Bloomberg Línea — The drought affecting Brazil’s southern region will shrink the grain harvest this year, with soybean and corn crops in Paraná and Rio Grande do Sul the worst affected so far by the lack of rain.
Brazil will produce 6.7 million tons of grain less than estimated in December of last year, and of that total, 6.6 million tons correspond to just soy and corn in the country’s two southern states.
In Paraná state, the biggest loss has so far been registered in the first corn crop of the year. The December estimate of 4.2 million tons has now been revised down to 2.7 million tons, a cut of 1.5 million tons, or 35.5%, in just one month. For the second harvest however, which is still to be planted, Brazil’s National Supply Company (Conab) estimates the figure will remain the same as that released in October last year.
In the case of soybeans, which shares space with the first crop of corn in Paraná, the losses are smaller in percentage terms, but larger in absolute terms. Conab has cut its harvest forecast by 10.9%, from 20.7 million tons in December to 18.4 million tons.
In Rio Grande do Sul, the soybean crop, which was planted a little later than in Paraná, has not yet felt the effects of the drought. The expectation is that 21.2 million tons will be harvested in the 2021/22 cycle, a volume almost 1% higher than forecast in October, and 1.2% higher than last year’s production.

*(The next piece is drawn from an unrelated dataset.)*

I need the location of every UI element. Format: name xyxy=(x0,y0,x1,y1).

However, corn production in Rio Grande do Sul has already been severely affected. Some estimates indicate that only the areas cultivated with the use of irrigation will come to harvest. Until December, Conab projected a production of 5.9 million tons, but in its January report it cut that forecast by more than 48%, revising down its expectation to a little more than 3 million tons, meaning almost 3 million tons of corn will not be harvested in the state.